Wednesday, May 16, 2012

I had my ultrasound and bloodwork this morning to see how many follicles are growing.  She (the sonographer) counted 14 follicles, 8 in my left ovary and 6 in my right.  My estrogen levels looked good, so I am going to continue with the same dose of medication and go back for another ultrasound Friday to see the size of the follicles.  They were all too small today to measure.  From what I can tell, things are right on track.  I've also read that just because I have 14 now doesn't mean I'll have 14 a few days from now.  I could have more or less, depending on how they grow.  I'm thinking my actual Egg Retrieval will be either Monday or Tuesday next week.

As for how I'm feeling, the last 3 days have been surprisingly good.  After getting through the first couple of days, the back pain is gone and I'm only experiencing some mild cramping.  I'm happy to be feeling good, but am afraid that this is just the calm before the storm.  My doctor told me I would feel the worst after the egg retrieval.  I have to think that's because of all the meds being pumped into me and the needle aspirating each follicle in my ovaries...OUCH.  Good thing I will be out for that.  I was prescribed Tylenol 3 too, but I'm not sure I'll take it considering it can cause constipation.  On top of everything else, I don't want to be dealing with that too.  I will; however, take the Valium they have prescribed me for the Embryo Transfer.  They give you this to relax your uterus, so I am all about reeping the benefits of that pill, even if it's only for a few hours.

All in all, things are going well.  My tummy is getting sore and I've developed a few bruises, but nothing unbearable.  I'm half way through the process and feeling positive.  

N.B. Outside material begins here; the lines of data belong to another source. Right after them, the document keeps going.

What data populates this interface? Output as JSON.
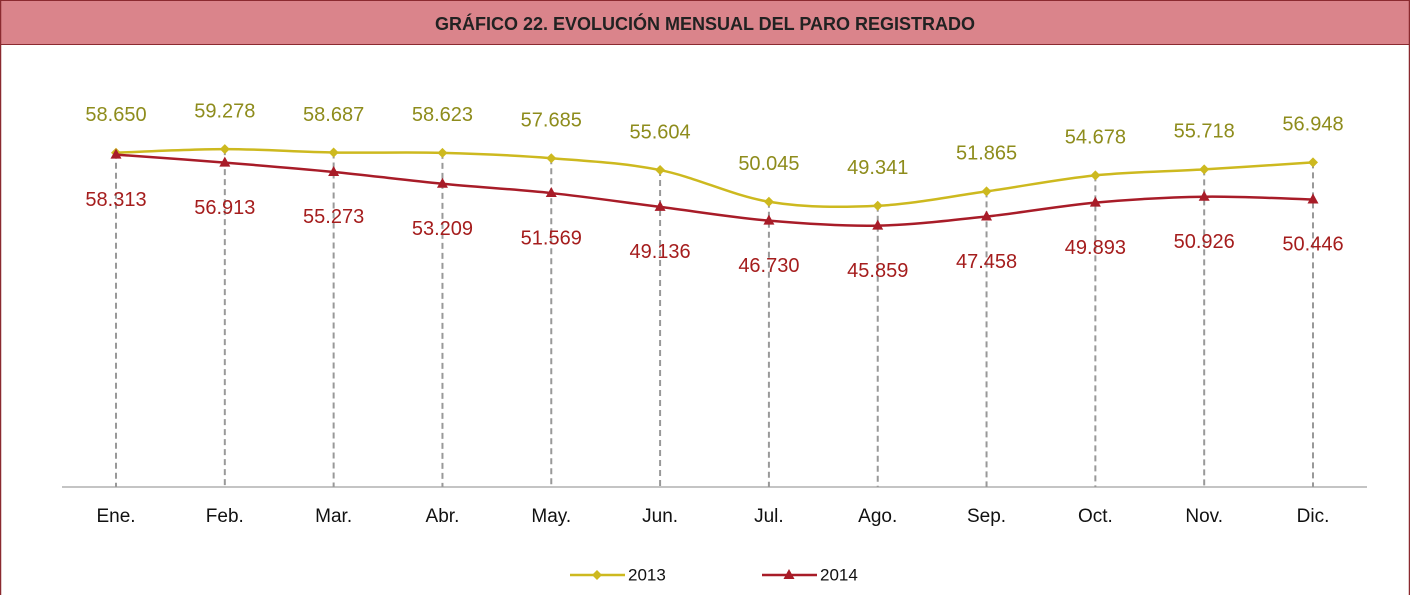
{
  "chart_data": {
    "type": "line",
    "title": "GRÁFICO 22. EVOLUCIÓN MENSUAL DEL PARO REGISTRADO",
    "categories": [
      "Ene.",
      "Feb.",
      "Mar.",
      "Abr.",
      "May.",
      "Jun.",
      "Jul.",
      "Ago.",
      "Sep.",
      "Oct.",
      "Nov.",
      "Dic."
    ],
    "series": [
      {
        "name": "2013",
        "color": "#cdb91f",
        "marker": "diamond",
        "values": [
          58650,
          59278,
          58687,
          58623,
          57685,
          55604,
          50045,
          49341,
          51865,
          54678,
          55718,
          56948
        ],
        "value_labels": [
          "58.650",
          "59.278",
          "58.687",
          "58.623",
          "57.685",
          "55.604",
          "50.045",
          "49.341",
          "51.865",
          "54.678",
          "55.718",
          "56.948"
        ]
      },
      {
        "name": "2014",
        "color": "#a81c28",
        "marker": "triangle",
        "values": [
          58313,
          56913,
          55273,
          53209,
          51569,
          49136,
          46730,
          45859,
          47458,
          49893,
          50926,
          50446
        ],
        "value_labels": [
          "58.313",
          "56.913",
          "55.273",
          "53.209",
          "51.569",
          "49.136",
          "46.730",
          "45.859",
          "47.458",
          "49.893",
          "50.926",
          "50.446"
        ]
      }
    ],
    "ylim": [
      0,
      70000
    ],
    "smooth": true,
    "legend": "bottom"
  }
}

In one of my recent posts, I expressed how thankful I was for these doctors and the medical advances in infertility.  But, I forgot to mention how thankful I am for all the people in my life who have supported me from day 1.  We have amazing family and friends who are all hoping and praying for us and without this support system, I know the last 2 years would have been so much harder for us.  I know lots of people are praying and I'm praying too...hoping these prayers will finally be answered.